Imaging of Primary Brain Tumors and Metastases with Fast Quantitative 3-Dimensional Magnetization Transfer.

Abstract

This study assesses whether magnetization transfer (MT) imaging provides additive information to conventional MRI in brain tumors. MT data of 26 patients with neoplastic and metastatic brain tumors were analyzed at 1.5 T. For the 3 largest tumor groups investigated in this study--glioblastoma multiforme (GBM), meningiomas, and metastases-statistical comparisons were performed. Analyzed MT parameters included the magnetization transfer ratio (MTR) and 4 quantitative MT parameters (qMT): Relaxation times (T1, T2), exchange rate (kf), and macromolecular content (F). Total imaging time of high-resolution whole brain MTR and qMT imaging with balanced steady-state free precession required 9 minutes.

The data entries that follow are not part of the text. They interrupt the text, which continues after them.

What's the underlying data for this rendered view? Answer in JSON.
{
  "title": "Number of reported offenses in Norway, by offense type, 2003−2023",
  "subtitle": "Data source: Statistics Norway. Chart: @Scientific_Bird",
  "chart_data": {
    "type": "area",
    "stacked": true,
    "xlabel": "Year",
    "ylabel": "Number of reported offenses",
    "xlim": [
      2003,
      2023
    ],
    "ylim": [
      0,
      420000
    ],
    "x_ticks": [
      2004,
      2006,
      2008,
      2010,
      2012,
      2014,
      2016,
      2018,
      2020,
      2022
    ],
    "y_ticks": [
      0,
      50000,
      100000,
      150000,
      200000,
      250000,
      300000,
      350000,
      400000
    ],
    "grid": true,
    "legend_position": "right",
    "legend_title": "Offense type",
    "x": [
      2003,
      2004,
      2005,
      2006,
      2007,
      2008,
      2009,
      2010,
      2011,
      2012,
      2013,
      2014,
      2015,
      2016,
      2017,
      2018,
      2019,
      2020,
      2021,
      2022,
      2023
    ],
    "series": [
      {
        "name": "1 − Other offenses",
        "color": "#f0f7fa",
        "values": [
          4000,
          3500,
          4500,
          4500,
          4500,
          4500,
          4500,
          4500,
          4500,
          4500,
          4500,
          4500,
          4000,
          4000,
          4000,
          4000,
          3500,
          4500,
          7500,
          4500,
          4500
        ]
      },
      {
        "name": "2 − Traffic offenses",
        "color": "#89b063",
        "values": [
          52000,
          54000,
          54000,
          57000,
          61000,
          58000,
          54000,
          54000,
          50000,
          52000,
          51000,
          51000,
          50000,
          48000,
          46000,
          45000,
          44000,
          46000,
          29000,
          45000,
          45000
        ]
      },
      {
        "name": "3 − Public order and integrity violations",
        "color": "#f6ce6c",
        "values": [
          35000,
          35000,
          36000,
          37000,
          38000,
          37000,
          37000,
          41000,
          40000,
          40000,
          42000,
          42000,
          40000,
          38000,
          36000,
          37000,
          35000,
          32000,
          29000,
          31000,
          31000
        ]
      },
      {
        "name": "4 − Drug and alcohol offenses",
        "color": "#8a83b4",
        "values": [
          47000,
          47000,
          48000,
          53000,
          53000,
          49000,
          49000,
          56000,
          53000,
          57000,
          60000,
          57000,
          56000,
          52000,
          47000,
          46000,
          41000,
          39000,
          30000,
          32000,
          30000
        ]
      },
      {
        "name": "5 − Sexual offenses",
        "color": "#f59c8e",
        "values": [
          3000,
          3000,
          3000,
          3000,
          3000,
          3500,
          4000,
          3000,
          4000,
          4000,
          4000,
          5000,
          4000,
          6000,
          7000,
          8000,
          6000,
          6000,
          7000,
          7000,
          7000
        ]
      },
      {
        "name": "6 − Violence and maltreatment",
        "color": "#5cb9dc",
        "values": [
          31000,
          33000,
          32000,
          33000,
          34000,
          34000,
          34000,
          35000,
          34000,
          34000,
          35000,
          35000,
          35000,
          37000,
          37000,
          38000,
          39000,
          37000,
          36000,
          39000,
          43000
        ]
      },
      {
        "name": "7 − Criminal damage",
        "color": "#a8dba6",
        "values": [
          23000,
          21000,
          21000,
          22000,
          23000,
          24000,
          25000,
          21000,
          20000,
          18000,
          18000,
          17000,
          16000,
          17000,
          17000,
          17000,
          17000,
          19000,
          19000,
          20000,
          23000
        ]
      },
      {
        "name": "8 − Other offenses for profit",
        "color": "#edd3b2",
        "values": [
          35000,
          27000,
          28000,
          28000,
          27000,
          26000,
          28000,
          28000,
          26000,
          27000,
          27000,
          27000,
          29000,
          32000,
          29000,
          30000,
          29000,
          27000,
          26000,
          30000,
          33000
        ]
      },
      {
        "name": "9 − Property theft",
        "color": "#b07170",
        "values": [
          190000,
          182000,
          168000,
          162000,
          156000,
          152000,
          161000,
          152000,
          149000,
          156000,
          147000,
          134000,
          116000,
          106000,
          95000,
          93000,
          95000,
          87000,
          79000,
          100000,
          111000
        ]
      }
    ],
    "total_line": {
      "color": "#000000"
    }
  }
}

Five ROIs were chosen: Contrast-enhancing (T1W-CE), noncontrast-enhancing (T1W-non-CE), proximal hyperintensity (T2W-pSI), distal hyperintensity (T2W-dSI), and a reference (ref). Pathologies showed significant (P < .05) MT changes (MTR and qMT) compared to the reference. The T1W-CE, T1W-non-CE, and T2W-pSI ROIs of GBMs, meningiomas, and metastases showed significant differences in MTR and qMT estimates. Similar MTR with significant different qMT values were observed in several ROIs among different lesions. MT maps (MTR and qMT) indicated changes in tissue appearing unaffected on MRI in most glial tumors. MTR and qMT imaging enables a better differentiation between brain tumors and provides additive information to MRI.